Cuando colocaron las estaciones en el claustro de Silos no
debieron dudar acerca de la ubicación de la cruz representativa de la XIV.
Habrían de erigirla justo a la altura del magnífico relieve que muestra el Entierro de Cristo en la escena central,
pero también, por encima y por debajo, el anuncio y el asombro de la Resurrección: a las mujeres a través de
las palabras del ángel, a los soldados mediante el prodigio de una losa corrida
y un cadáver que ya no está.
El viacrucis benedictino llega a su término en esa esquina,
que en su cara contigua acoge el relieve del Descendimiento, y junto a la Palabra proclamada en la piedra se
abre al aire del cerrado patio abacial el arco por el cual se distingue el enhiesto surtidor de sombra y sueño, así
descrito por Gerardo Diego al comenzar su célebre soneto hace casi un siglo. El
ciprés silense es chorro, y es mástil aunque de soledad, y flecha de fe,
y saeta de esperanza, pero también negra torre… y resulta ser mudo. La decimocuarta estación, cada vez
que la rezamos, enmudece el alma sin
dueño que dejamos andar entre desiertos y multitudes cada cuaresma, como si
diera cada marzo sus primeros pasos, acaso torpes, e intrépidos,
inconscientemente… Nos parece, y estamos errados, que es un alma de nuestra
propiedad, y así la defendemos, tan equivocados que la arriesgamos, tan
falsamente libres que nos atamos sin saberlo, o sin querer saber, a más
cadenas.
La tierra se ha conmovido en un seísmo cuando ha expirado el
Nazareno, y parece que aún se nota, en la bella hechura románica del primer Maestro
de Silos, cómo José de Arimatea y Nicodemo no han escapado al temblor. En
contrapunto, la horizontal serenidad de Jesús, ajeno a los delirios verticales que ya tuvieron su hora en la cruz. También
para ellos, Nicodemo y José, habría un anuncio de la resurrección, incluso el
Resucitado pudo aparecérseles en su camino, el mismo hombre pero ya distinto,
glorificado, que habían depositado en esa cueva arrebatada a la roca. Abajo, la
soldadesca, en número de siete, como los pecados capitales derrotados por las
virtudes, despierta de un sueño que le privó de la visión de la victoria por
antonomasia. Arriba, las Marías, tres como la perfección divina, reciben el
consuelo angélico frente al desconcierto, la verdad revelada ante la certeza de
la ausencia, la plenitud desbordada cuando sólo ven el vacío.

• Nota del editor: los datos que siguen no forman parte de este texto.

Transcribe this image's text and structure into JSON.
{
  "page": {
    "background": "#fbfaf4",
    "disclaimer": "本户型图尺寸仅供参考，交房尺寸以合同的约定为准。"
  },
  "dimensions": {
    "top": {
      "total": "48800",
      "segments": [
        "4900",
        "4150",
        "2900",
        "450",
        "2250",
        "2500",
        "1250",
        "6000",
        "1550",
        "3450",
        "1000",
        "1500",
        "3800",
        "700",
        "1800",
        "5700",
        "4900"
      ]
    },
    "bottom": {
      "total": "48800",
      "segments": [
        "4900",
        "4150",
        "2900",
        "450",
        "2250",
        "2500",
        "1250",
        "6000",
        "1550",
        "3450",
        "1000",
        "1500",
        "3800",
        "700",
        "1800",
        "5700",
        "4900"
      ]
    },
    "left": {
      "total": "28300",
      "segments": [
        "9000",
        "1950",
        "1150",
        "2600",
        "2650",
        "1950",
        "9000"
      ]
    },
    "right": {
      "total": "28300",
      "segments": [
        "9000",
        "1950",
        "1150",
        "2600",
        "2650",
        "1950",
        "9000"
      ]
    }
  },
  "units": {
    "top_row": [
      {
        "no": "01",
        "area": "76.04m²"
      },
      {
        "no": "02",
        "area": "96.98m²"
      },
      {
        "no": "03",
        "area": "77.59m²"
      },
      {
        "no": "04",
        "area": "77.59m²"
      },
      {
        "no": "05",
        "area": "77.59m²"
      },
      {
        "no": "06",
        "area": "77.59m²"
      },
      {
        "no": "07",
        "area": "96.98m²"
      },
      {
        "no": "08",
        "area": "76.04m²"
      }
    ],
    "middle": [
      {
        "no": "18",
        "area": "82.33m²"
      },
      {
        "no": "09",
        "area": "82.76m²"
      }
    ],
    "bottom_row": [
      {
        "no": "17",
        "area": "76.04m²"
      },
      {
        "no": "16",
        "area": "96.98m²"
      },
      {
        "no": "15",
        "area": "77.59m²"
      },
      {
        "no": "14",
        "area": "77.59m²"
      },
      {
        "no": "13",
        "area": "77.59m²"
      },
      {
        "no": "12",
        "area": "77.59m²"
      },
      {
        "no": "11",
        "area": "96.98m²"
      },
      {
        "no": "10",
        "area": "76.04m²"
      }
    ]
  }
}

Al fin, como los encargados de custodiar el sepulcro por
obligación, como las entregadas a la honra fúnebre del amigo y maestro por
devoción, estamos en ese trance que sigue a la decimocuarta estación: el límite
entre la historia de un injusto ajusticiamiento en tiempos de Poncio Pilato y
el don de la fe, el don de Dios, que lo confiesa resucitado. El silencio
posterior a la decimocuarta estación se tornará en huida, en desgarro, en
excusa, en la nada… o se elevará a un hondo diálogo junto al pozo para pedir,
como la Samaritana, el agua viva, la que hace brotar el surtidor enhiesto en la
cruz dentro de cada alma que la bebe. Un alma sin sed y con dueño.